В нескольких километрах за мостом Бендермира тихо живёт деревенька Зарган, или Зерган. Она расположилась с обязательным chapar khanah у подножия горы, предоставляя путешественникам свежую смену лошадей. Поскольку погода была тёплой, животные могли себе позволить гулять на равнинах свежей зелени возле главной дороги. Рядом в походных палатках жили погонщики караванов. Всё обещало быстрый обмен и возможность дальнейшего движения. Однако совсем неожиданно возникла забавная заминка. Наши лошади, почувствовав долгожданную свободу, быстро поскакали в просторные поля, увлекая за собой нашу смену, они вместе стали играть и резво бегать, не даваясь в руки погонщика. Мы, смеясь, получили прекрасную возможность выпить по стаканчику горячего чая и отдохнуть несколько минут, прячась от горячих лучей вечернего солнца.

Полчаса пролетели незаметно, с нами в тени деревьев присел самый красивый перс, которого я когда-либо видел среди жителей Фарсистана, я был впечатлён его гордой осанкой и благородными чертами лица. Ещё меня заинтересовали примитивные танкарды из козьей кожи, в которых привозили воду для чая. Эти грубые сосуды были сделаны из тонкой шкуры козла, с сохранённой шерстью животного снаружи, кожа туго обтягивалась вокруг деревянного корпуса, от которого тянулись две прочные ручки. Полагаю, подобные сосуды использовались выносливыми солдатами Куруша. Роскошь серебряных мензурок и сопутствующие им пороки, погубили некогда могущественное войско Великого царя.

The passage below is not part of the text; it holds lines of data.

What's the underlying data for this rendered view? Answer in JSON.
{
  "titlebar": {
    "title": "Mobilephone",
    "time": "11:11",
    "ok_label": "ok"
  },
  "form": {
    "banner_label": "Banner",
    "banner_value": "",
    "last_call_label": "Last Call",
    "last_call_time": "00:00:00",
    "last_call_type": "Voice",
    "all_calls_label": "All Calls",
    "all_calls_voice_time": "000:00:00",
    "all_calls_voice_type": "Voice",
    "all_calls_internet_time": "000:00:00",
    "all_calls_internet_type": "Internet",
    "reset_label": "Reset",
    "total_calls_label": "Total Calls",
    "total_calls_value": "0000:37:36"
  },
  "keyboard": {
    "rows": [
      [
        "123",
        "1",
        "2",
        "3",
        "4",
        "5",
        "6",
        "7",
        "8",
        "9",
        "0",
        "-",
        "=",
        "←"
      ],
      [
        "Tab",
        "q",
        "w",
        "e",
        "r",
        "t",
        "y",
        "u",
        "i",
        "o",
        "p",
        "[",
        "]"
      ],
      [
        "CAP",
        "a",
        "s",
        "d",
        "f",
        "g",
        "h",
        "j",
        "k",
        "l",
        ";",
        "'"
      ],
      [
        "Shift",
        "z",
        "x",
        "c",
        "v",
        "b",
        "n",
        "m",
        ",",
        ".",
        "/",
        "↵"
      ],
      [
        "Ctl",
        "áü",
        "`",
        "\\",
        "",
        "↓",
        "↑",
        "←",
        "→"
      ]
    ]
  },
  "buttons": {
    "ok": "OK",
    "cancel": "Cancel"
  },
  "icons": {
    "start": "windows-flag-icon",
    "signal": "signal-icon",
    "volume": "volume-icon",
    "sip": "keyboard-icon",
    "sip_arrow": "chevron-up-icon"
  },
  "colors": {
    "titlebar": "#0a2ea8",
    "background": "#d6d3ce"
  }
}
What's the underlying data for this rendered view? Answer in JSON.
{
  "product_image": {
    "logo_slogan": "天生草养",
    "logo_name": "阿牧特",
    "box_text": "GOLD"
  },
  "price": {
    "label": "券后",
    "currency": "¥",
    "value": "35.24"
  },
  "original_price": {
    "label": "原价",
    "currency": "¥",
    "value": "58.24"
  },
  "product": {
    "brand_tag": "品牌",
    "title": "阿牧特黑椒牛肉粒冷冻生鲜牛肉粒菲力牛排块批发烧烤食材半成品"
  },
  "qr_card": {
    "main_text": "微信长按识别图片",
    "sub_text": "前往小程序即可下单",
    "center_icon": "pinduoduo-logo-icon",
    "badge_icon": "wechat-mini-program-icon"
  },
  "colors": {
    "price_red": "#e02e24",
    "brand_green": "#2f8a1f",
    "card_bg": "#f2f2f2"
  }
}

Зерган остался в моей памяти ещё из-за несчастного случая, который произошёл с форейтором. Он тяжело упал с лошади, повредив ногу, и мы вынуждены были остановиться, чтобы оказать необходимую помощь. А порочный жеребец, как большинство диких персидских лошадей, свободно гарцевал всю оставшуюся дорогу. Сначала мы подумали, что нога всадника была сломана, но при осмотре раны обнаружили, что коленная чашечка не раздроблена, хотя боюсь, что кость была травмирована и ему придётся хромать всю жизнь.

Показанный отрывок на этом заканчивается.